Владимирские Мономахи - Евгений Салиас
Шрифт:
Интервал:
Закладка:
По его словам, Анька Гончий дерзновенно заявил, что барышня Сусанна Юрьевна якобы была его полюбовницей, а потом вдруг бросила. Из-за этого он и пошел на злодеяние… Так как он ссылался на своего отца, на Анну Фавстовну и даже на него, князя, якобы видавшего его по ночам в комнатах барышни, то барин вызвал и их всех на очную ставку… Он, Давыд, конечно, показал отрицательно и обозвал Аньку вралем. Анна Фавстовна объяснила барину, что она знать ничего не знает, но считает свою барышню все-таки способной приласкать простого канцеляриста… Это барина рассердило… «Не тебе бы, собаке, так о своей барышне-благодетельнице рассуждать!» — крикнул он на Угрюмову. За это он ее приказал на неделю запереть и на хлебе и на воде держать. Гончих, обоих, приказал везти в город для сдачи: Аньку в солдаты, а Абрама в Сибирь на поселение…

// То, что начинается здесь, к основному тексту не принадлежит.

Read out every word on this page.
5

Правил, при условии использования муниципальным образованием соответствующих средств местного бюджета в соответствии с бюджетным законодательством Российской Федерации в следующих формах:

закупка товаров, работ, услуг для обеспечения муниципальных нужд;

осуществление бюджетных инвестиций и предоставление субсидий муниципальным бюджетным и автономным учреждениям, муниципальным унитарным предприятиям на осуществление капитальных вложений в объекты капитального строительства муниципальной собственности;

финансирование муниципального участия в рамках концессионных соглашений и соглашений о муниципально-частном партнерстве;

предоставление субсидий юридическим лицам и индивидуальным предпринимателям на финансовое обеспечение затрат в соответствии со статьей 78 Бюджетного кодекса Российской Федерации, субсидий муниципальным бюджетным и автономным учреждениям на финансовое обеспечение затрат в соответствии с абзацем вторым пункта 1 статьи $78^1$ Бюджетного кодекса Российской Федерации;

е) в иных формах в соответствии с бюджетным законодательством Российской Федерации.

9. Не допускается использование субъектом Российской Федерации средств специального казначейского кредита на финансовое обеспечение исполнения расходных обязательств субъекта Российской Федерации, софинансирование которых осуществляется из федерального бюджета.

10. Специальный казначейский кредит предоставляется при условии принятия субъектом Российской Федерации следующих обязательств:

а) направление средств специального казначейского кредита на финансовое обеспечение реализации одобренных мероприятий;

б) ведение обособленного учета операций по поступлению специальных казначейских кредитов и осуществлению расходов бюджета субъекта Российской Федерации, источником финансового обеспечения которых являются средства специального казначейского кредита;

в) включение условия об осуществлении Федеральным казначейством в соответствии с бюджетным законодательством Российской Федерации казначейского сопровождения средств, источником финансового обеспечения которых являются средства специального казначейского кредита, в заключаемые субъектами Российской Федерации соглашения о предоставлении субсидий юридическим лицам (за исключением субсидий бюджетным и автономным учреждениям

Все это князь Давыд передал Дмитрию так живо, подробно и естественно, что тот поверил всему рассказу безусловно. Через час Сусанна тоже знала через него все и несколько успокоилась.
Затем, при известии, что дядя, откушав у себя вызвал партнеров и сел за карты, Сусанна еще более приободрилась. Аникита Ильич карт не любил и играл крайне редко, но почти всегда, когда бывал вследствие чего-либо случившегося особенно в добром расположении духа.
В сумерки к барышне явился Масеич и принес ей два ящика из бересты с вяземскими пряниками. Барин только что получил целый пуд в подарок от московского купца-заводчика и приказал тотчас снести гостинец к барышне.
— Ну, что дядюшка? Как себя чувствует? — спросила Сусанна.
— Слава Богу-с… Это все ваш немец напутал да всех напугал, — ответил Масеич. — Разгневался он шибко, как я полагал… ну, и приключилась одышка на минуту… а немец заметался сдуру.
— Разгневался на Гончего?
— Да-с, на обоих… да и на вашу Анну Фавстовну.
— Да за что, Масеич… на Фавстовну?..
— Я, барышня, не присутствовал и ничего не знаю, — уклонился Масеич. — Так я от Пастухова слышал… Наврали они все… ну, барин и осерчал… А о чем была речь, ничего не знаю…
Разумеется, Сусанна поняла, что камердинер не хочет говорить. Однако присылка гостинца из ящика, который только что прибыл и был откупорен, окончательно повлияла на Сусанну. Очевидно, что дядя хочет доказать ей, как он отнесся к нахалу и его доносу… Вероятно, наутро объяснится все… Объяснится равно, почему старик не пожелал видеться с ней тотчас же…
Однако мгновениями волнение вновь овладевало ею, сомнение вновь возникало…
Она нетерпеливо ждала полуночи, чтобы отвести душу в разговоре и обсуждении нежданно случившегося… Дмитрий, по уговору, должен был придти к ней через лесенку и балкон.
Наконец пришел вечер… наступила полночь… Около часу ночи около дверей винтушки появился Давыд… Рунт стоял у самых дверей.
— Астрахань, — сказал князь.
Рунт, узнавший его по голосу, поклонился и сам растворил ему дверь.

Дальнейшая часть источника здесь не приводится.